本名純『民主化のパラドックス』

 副題は「インドネシアにみるアジア政治の深層」。
 先月の大統領選挙でジョコ・ウィドドが、スハルト大統領の娘婿で陸軍戦略予備軍司令官をつとめたプラボウォを破ったことで、改めて民主化の定着ぶりをアピールすることになったインドネシア。外から見ると、2004年から2期10年にわたって大統領を務めたユドヨノから、インドネシアの民主制はしっかりと社会に根づいたように見えます。
 

 ところが、著者はそう単純なものではないといいます。 
 スハルト時代に築かれた集票マシーンや、社会の隅々にまで利権の手を伸ばした国軍の力はまだ健在ですし、「プレマン」と呼ばれる日本のヤクザのような存在が社会や政治において大きな存在感を持っています。
 また、相変わらず汚職事件は多発しており、クリーンなイメージで売ったユドヨノ政権のもとでも与党の汚職事件は跡を絶ちませんでした。
 また、ユドヨノ大統領に関しても国際的な評価は高いですが、著者が見るにはあくまでもイメージ専攻の政治家で、大事な所でしばしば決断力のないところを見せるといいます。この本を読む限り、圧倒的に優れた政治家というわけでもなかったようです。

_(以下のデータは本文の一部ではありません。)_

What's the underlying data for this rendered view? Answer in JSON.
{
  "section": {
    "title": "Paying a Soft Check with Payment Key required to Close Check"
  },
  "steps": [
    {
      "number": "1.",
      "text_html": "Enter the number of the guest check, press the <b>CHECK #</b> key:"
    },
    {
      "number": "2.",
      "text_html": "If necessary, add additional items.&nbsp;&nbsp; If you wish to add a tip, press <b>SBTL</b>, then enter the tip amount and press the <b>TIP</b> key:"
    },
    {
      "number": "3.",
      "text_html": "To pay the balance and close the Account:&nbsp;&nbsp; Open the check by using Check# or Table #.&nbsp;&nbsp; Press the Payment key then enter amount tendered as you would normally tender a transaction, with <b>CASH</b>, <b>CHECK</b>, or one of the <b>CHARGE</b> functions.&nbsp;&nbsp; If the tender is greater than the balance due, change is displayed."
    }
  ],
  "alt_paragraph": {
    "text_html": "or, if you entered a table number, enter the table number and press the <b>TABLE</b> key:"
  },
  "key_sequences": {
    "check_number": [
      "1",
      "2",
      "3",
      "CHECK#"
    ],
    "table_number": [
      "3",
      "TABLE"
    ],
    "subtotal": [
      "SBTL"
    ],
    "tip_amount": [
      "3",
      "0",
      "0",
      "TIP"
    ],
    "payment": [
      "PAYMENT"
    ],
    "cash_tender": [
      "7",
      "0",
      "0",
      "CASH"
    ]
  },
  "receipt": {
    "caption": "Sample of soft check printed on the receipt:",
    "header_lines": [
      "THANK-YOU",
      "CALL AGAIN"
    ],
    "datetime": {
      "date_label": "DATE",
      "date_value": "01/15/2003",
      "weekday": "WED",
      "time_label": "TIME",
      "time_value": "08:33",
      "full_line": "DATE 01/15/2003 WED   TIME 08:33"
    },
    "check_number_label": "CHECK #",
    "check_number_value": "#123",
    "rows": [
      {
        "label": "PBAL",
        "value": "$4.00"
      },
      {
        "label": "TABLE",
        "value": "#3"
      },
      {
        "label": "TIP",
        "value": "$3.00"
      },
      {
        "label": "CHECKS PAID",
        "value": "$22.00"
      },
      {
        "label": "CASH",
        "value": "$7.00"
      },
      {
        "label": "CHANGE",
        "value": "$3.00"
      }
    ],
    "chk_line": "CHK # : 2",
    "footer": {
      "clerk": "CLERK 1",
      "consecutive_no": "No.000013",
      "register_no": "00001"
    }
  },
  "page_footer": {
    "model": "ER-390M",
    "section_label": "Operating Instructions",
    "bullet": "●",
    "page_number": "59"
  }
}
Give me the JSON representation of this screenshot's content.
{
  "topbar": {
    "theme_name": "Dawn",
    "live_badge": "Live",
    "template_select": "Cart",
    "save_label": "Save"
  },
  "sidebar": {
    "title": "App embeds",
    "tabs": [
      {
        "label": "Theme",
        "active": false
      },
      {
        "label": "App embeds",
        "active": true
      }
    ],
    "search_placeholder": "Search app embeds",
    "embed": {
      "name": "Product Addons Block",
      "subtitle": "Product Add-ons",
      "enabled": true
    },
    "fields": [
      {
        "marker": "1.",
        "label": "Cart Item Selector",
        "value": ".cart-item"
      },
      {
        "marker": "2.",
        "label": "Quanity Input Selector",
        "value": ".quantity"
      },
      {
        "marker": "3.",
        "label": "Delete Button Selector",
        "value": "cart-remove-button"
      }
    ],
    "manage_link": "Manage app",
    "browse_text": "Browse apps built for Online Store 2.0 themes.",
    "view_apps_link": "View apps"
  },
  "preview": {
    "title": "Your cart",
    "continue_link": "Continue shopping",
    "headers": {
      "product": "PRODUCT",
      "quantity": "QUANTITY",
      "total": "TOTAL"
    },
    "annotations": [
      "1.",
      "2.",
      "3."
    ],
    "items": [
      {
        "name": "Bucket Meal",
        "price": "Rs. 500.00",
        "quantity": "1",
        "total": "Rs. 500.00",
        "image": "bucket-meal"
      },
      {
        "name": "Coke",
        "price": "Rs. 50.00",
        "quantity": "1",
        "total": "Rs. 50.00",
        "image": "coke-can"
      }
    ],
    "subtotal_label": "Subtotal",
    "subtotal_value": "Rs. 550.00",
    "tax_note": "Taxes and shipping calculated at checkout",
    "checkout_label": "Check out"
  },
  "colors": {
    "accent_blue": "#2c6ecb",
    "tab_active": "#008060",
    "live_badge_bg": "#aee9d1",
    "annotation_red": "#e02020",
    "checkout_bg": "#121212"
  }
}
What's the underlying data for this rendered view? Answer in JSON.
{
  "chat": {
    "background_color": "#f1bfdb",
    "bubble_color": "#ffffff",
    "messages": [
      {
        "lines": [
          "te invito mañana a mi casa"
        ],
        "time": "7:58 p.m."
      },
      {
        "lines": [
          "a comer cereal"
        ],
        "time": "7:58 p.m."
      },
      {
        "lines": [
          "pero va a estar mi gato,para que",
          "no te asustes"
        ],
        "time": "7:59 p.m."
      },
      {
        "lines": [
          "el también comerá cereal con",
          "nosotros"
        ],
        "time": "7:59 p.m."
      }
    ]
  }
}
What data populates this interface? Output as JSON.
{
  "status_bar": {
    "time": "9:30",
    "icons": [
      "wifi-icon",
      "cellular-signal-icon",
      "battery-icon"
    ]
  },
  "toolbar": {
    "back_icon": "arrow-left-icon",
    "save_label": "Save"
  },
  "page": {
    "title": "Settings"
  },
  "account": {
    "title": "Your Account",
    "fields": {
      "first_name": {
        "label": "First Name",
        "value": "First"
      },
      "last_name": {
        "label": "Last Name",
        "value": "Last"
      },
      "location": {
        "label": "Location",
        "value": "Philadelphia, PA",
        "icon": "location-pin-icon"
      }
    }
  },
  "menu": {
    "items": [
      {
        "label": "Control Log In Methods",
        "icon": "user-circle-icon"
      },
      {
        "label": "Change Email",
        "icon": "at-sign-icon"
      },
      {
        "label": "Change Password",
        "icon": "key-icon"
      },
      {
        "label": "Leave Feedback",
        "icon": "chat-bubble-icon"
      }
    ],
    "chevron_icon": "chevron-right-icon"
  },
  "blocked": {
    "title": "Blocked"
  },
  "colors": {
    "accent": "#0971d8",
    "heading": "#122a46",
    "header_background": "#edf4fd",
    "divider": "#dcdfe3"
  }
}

 ただ、そうした問題を抱えながらもインドネシアではクーデターや、民族や宗教をめぐる国を割るような衝突は起きていません。
 長年独裁を続けたスハルトが退陣した直後は、多民族で多宗教のインドネシアがこのまままとまっていくのは難しいのではないか?との観測も出ましたし、実際に東ティモールは独立し、アチェでは紛争、さらにはアンボンではキリスト教徒とイスラム教徒が内戦ともいうべき衝突を繰り返しました。
 しかし、現在のインドネシアでは、表向きはそうした争いは抑えられ、それなりに順調な経済成長が続いています。
 

 これはなぜなのか?
 この本は、スハルト退陣以後のインドネシアの政治を追いながら、この問に関して「民主化パラドックス」という答えを提示します。少し長いですが、終章「民主化パラドックス」に書かれている文章を引用します。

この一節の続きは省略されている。